What do you think guys, how can we ask UBER to add this feature? I am a software guy myself and this is really not a rocket science for UBER to deliver if they really want, but I am not sure if we can somehow let them know of this missing but very useful feature.

The reason I want to have this, is if supported I can split screens and have my messaging or any other handful app on one side and UBER Partner app on the other, or even I can have UBER Partner and Driver apps running at the same time, so I can move and position myself in the better spot (say where there are less congestion of other Partners) so I do not need to leave app and come back again if I need to quickly check on something.

If they are truly a technology company as they market themselves they have to focus on delivering technology.


----------



## stuber (Jun 30, 2014)

I'm interested in this subject. Message me directly if you want to. 
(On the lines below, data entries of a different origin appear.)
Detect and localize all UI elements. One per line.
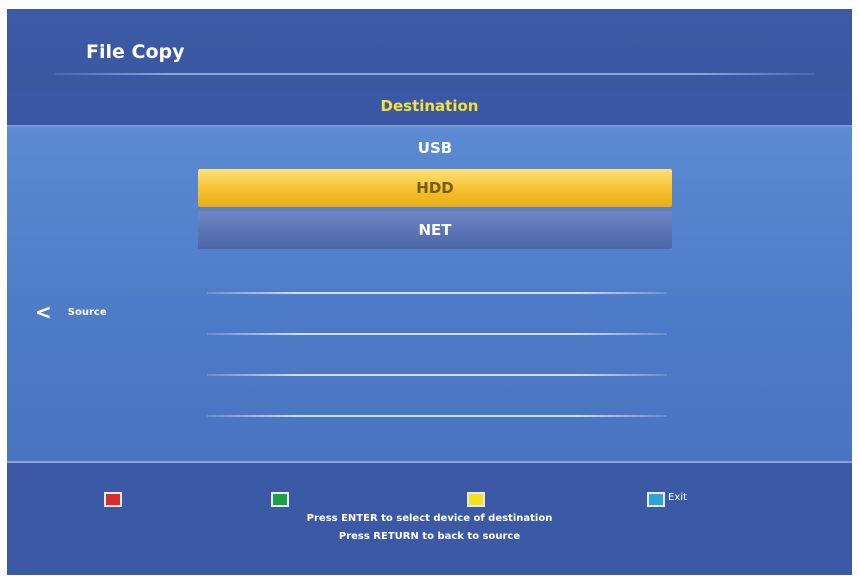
yellow-key-icon[interactable] xyxy=(467,492,485,507)
source-label: Source xyxy=(67,306,107,318)
destination-label: Destination xyxy=(380,97,479,115)
destination-item-usb[interactable]: USB xyxy=(198,129,672,167)
hint-enter: Press ENTER to select device of destinat… xyxy=(306,513,553,524)
destination-item-hdd[interactable]: HDD xyxy=(198,169,672,207)
chevron-left-icon: < xyxy=(35,300,52,324)
source-nav-button[interactable]: < Source xyxy=(35,301,107,323)
footer: Exit Press ENTER to select device of des… xyxy=(7,461,852,575)
exit-label: Exit xyxy=(668,492,687,503)
tv-screen: File Copy Destination USB HDD NET < Sour… xyxy=(7,9,852,575)
blue-key-icon[interactable] xyxy=(647,492,665,507)
header: File Copy xyxy=(7,9,852,91)
green-key-icon[interactable] xyxy=(271,492,289,507)
empty-row-divider xyxy=(207,374,667,376)
red-key-icon[interactable] xyxy=(104,492,122,507)
destination-panel: USB HDD NET < Source xyxy=(7,127,852,461)
empty-row-divider xyxy=(207,292,667,294)
title-divider xyxy=(55,73,815,75)
destination-header: Destination xyxy=(7,91,852,127)
destination-item-net[interactable]: NET xyxy=(198,211,672,249)
empty-row-divider xyxy=(207,333,667,335)
empty-row-divider xyxy=(207,415,667,417)
page-title: File Copy xyxy=(86,41,185,63)
hint-return: Press RETURN to back to source xyxy=(338,531,521,542)
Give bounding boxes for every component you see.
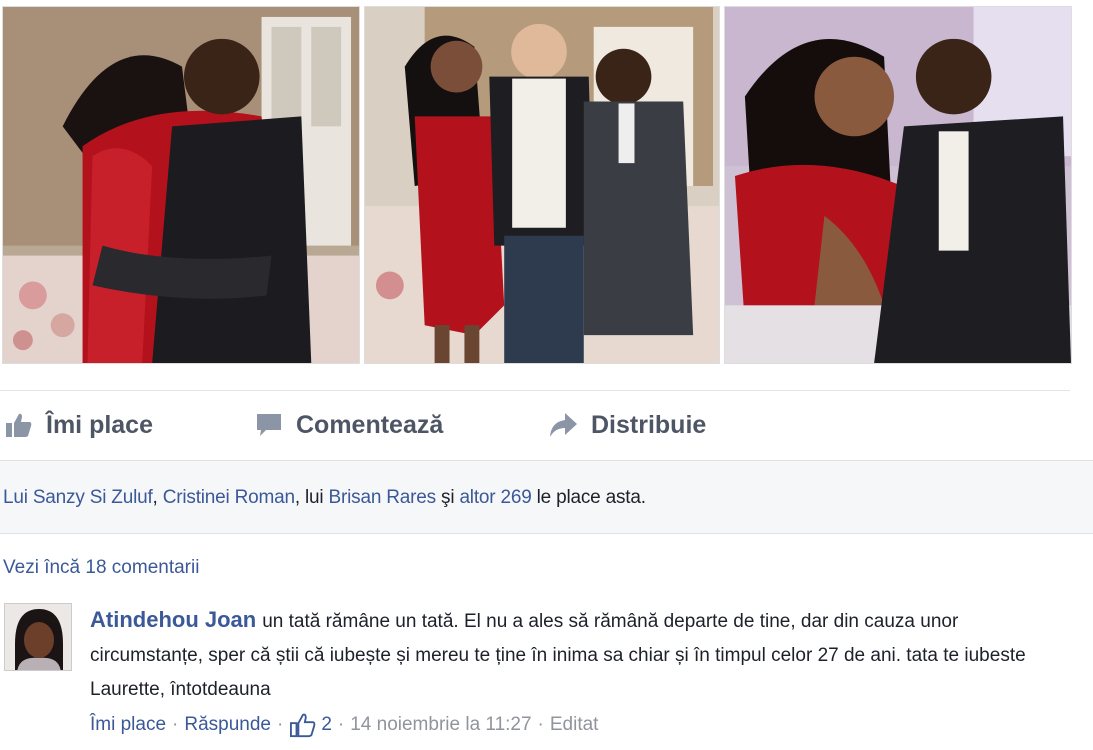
comment-body: Atindehou Joan un tată rămâne un tată. El… xyxy=(90,603,1075,707)
likes-suffix: le place asta. xyxy=(531,487,646,508)
avatar-image xyxy=(5,604,71,670)
photo-hug[interactable] xyxy=(2,6,360,364)
photo-group[interactable] xyxy=(364,6,720,364)
meta-separator: · xyxy=(337,714,345,735)
share-arrow-icon xyxy=(550,413,577,437)
post-action-bar: Îmi place Comentează Distribuie xyxy=(0,390,1070,461)
comment-button[interactable]: Comentează xyxy=(254,409,443,441)
thumbs-up-icon xyxy=(6,413,32,437)
likes-separator-1: , xyxy=(152,487,163,508)
comment-like-count[interactable]: 2 xyxy=(321,714,332,736)
meta-separator: · xyxy=(537,714,544,735)
comment-timestamp[interactable]: 14 noiembrie la 11:27 xyxy=(350,714,531,736)
comment-like-link[interactable]: Îmi place xyxy=(90,714,166,736)
likes-and-text: şi xyxy=(435,487,460,508)
comment-edited-label[interactable]: Editat xyxy=(550,714,599,736)
comment-author-avatar[interactable] xyxy=(4,603,72,671)
photo-group-image xyxy=(365,7,719,363)
liker-link-2[interactable]: Cristinei Roman xyxy=(163,487,295,508)
likes-summary-text: Lui Sanzy Si Zuluf, Cristinei Roman, lui… xyxy=(3,487,646,509)
comment-reply-link[interactable]: Răspunde xyxy=(184,714,271,736)
like-button[interactable]: Îmi place xyxy=(4,409,153,441)
speech-bubble-icon xyxy=(257,414,281,436)
comment-meta: Îmi place · Răspunde · 2 · 14 noiembrie … xyxy=(90,712,598,738)
comment-button-label: Comentează xyxy=(296,410,444,439)
liker-link-3[interactable]: Brisan Rares xyxy=(329,487,437,508)
photo-kiss-image xyxy=(725,7,1071,363)
likes-summary: Lui Sanzy Si Zuluf, Cristinei Roman, lui… xyxy=(0,460,1093,534)
meta-separator: · xyxy=(172,714,179,735)
photo-kiss[interactable] xyxy=(724,6,1072,364)
thumbs-up-icon[interactable] xyxy=(289,712,317,738)
share-button[interactable]: Distribuie xyxy=(547,409,706,441)
other-likers-link[interactable]: altor 269 xyxy=(459,487,531,508)
view-more-comments-link[interactable]: Vezi încă 18 comentarii xyxy=(3,557,199,579)
meta-separator: · xyxy=(276,714,284,735)
comment-author-link[interactable]: Atindehou Joan xyxy=(90,607,256,632)
photo-hug-image xyxy=(3,7,359,363)
share-button-label: Distribuie xyxy=(591,410,707,439)
photo-strip xyxy=(0,0,1093,372)
likes-separator-2: , lui xyxy=(294,487,329,508)
liker-link-1[interactable]: Lui Sanzy Si Zuluf xyxy=(3,487,153,508)
like-button-label: Îmi place xyxy=(46,410,153,439)
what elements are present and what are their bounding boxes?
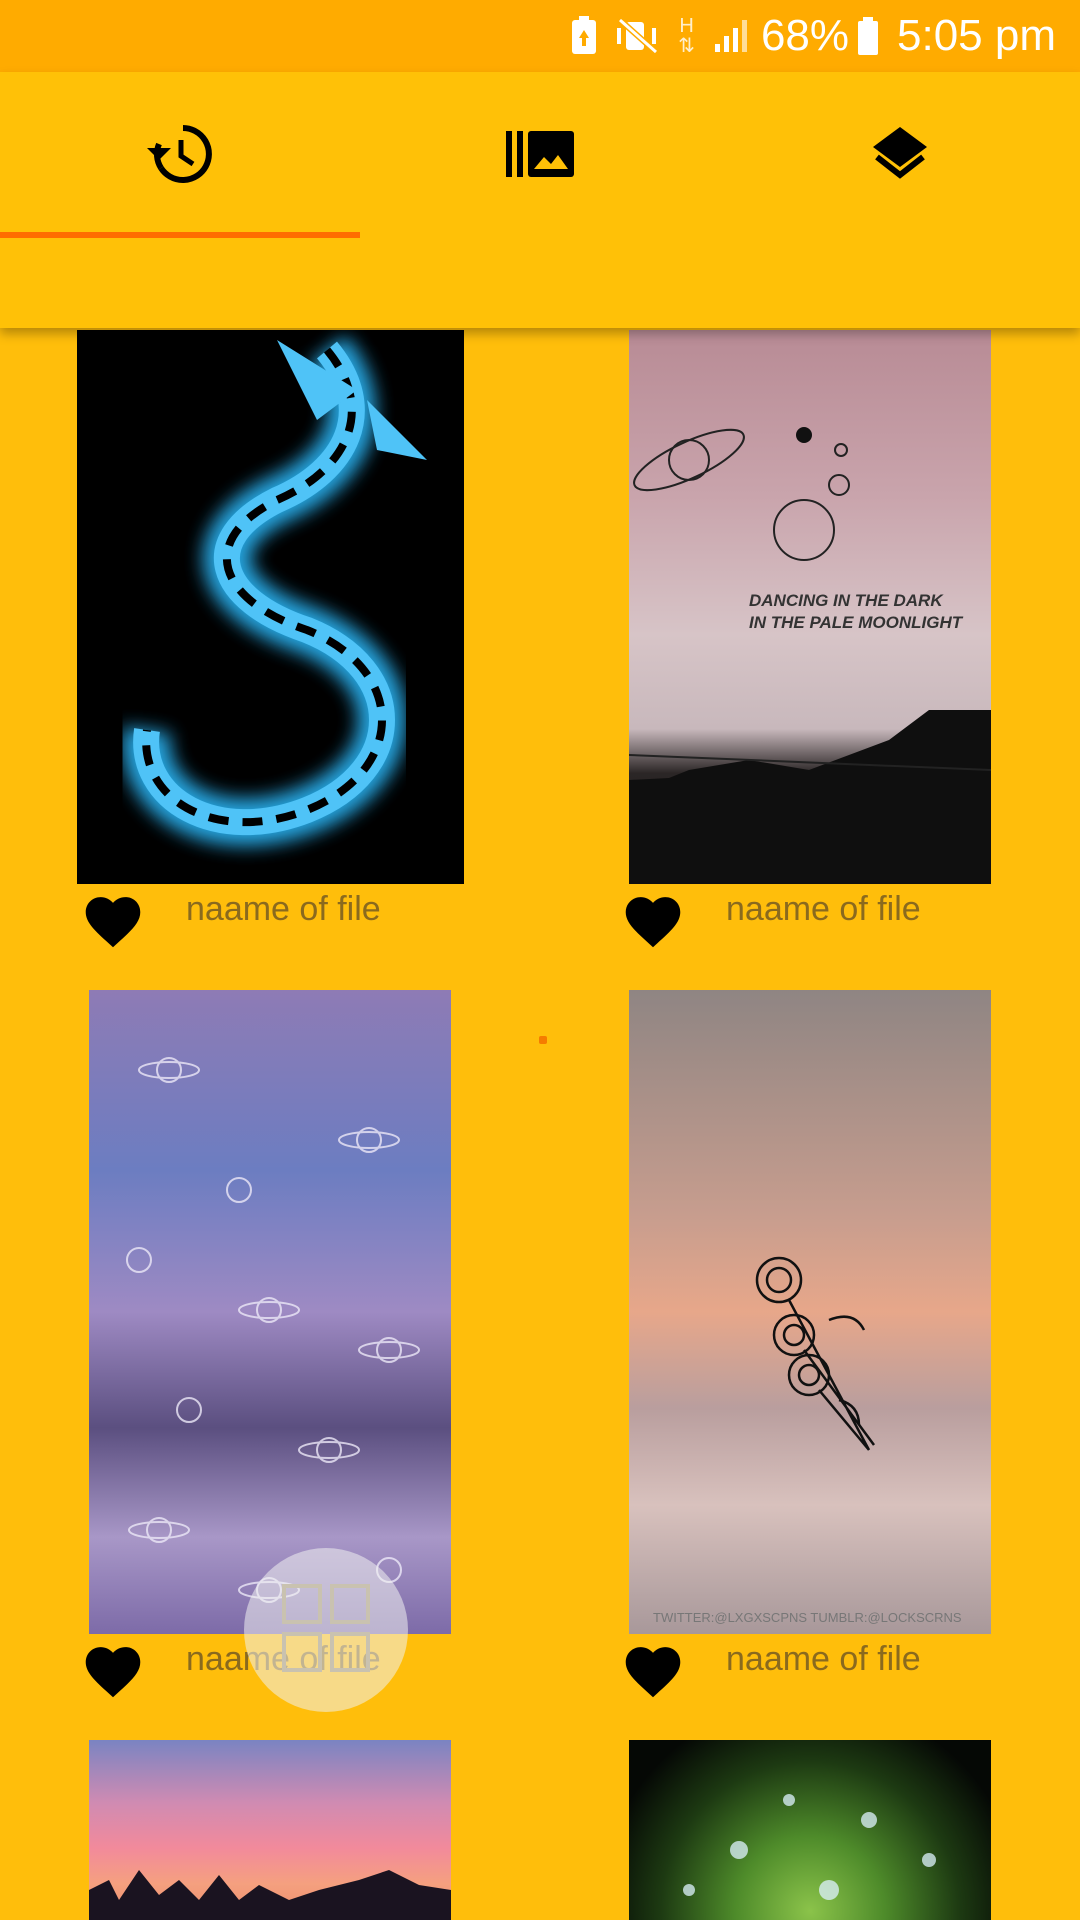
wallpaper-thumbnail-roses[interactable]: TWITTER:@LXGXSCPNS TUMBLR:@LOCKSCRNS: [629, 990, 991, 1634]
wallpaper-name: naame of file: [186, 890, 381, 928]
overlay-line-2: IN THE PALE MOONLIGHT: [749, 613, 963, 632]
favorite-heart-icon[interactable]: [80, 1640, 146, 1700]
favorite-heart-icon[interactable]: [620, 1640, 686, 1700]
wallpaper-thumbnail-sunset[interactable]: [89, 1740, 451, 1920]
wallpaper-thumbnail-dragon[interactable]: [77, 330, 464, 884]
tab-selected-indicator: [0, 232, 360, 238]
favorite-heart-icon[interactable]: [620, 890, 686, 950]
wallpaper-name: naame of file: [726, 890, 921, 928]
decorative-dot: [539, 1036, 547, 1044]
wallpaper-thumbnail-planet-pattern[interactable]: [89, 990, 451, 1634]
wallpaper-thumbnail-water-drops[interactable]: [629, 1740, 991, 1920]
overlay-line-1: DANCING IN THE DARK: [749, 591, 943, 610]
grid-view-icon: [278, 1580, 374, 1681]
history-icon: [147, 124, 213, 189]
wallpaper-name: naame of file: [726, 1640, 921, 1678]
layers-icon: [871, 125, 929, 188]
tab-bar: [0, 72, 1080, 328]
favorite-heart-icon[interactable]: [80, 890, 146, 950]
photo-library-icon: [506, 129, 574, 184]
wallpaper-overlay-text: DANCING IN THE DARK IN THE PALE MOONLIGH…: [749, 590, 989, 634]
tab-history[interactable]: [0, 72, 360, 240]
wallpaper-watermark: TWITTER:@LXGXSCPNS TUMBLR:@LOCKSCRNS: [653, 1610, 962, 1625]
wallpaper-thumbnail-planets[interactable]: DANCING IN THE DARK IN THE PALE MOONLIGH…: [629, 330, 991, 884]
grid-view-fab[interactable]: [244, 1548, 408, 1712]
tab-layers[interactable]: [720, 72, 1080, 240]
tab-gallery[interactable]: [360, 72, 720, 240]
Figure this out so you can run multiple driver apps on an iPad (simultaneously). Fully functional with your phone connected to the live job you've accepted. That's the golden ticket.


----------



## erexa (Mar 20, 2015)

Well I still cannot get this work, once I get it working I will PM you how to do it.


----------



## Casuale Haberdasher (Dec 7, 2014)

erexa said:


> On Samsung Galaxy Note 4 there is a feature to run apps as small pop up windows, or split the screen into multiple windows and have two apps on it running at the same time. (Note 3 had split screen, Note 4 added pop up window feature)
> 
> Naturally Samsung allows only handful of apps to run in this mode, but there are ways (decomplie apps, mod the manifest, compile sign again and install) to expand this feature into non-featured apps. And usually this trick works just fine.
> 
> ...


POST #1 /@erexa : Be-techy Bison urges
Drivers w/
Advanced Capabilities to "Go for it!" but
DO NOT EXPECT interest from the Former
Crown Prince. Only Kool-Aid Drinkers
may approach His August Exigency with
Hope of His Noticing. Twitterverse efforts
are Routinely Scanned for Fealty, not
Intelligent Suggestions from the Proles.

All Hail A••hat the Fi(r)st!


----------



## phonesearch (Apr 10, 2016)

Got my Samsung Tablet working using the Partner APP and Passenger APP


----------



## Kranti koganti (Feb 13, 2016)

phonesearch said:


> Got my Samsung Tablet working using the Partner APP and Passenger APP


Can you let us know stepwise , how you are able to run the uber driver app and rider app simultaneously?

Thanks in advance


----------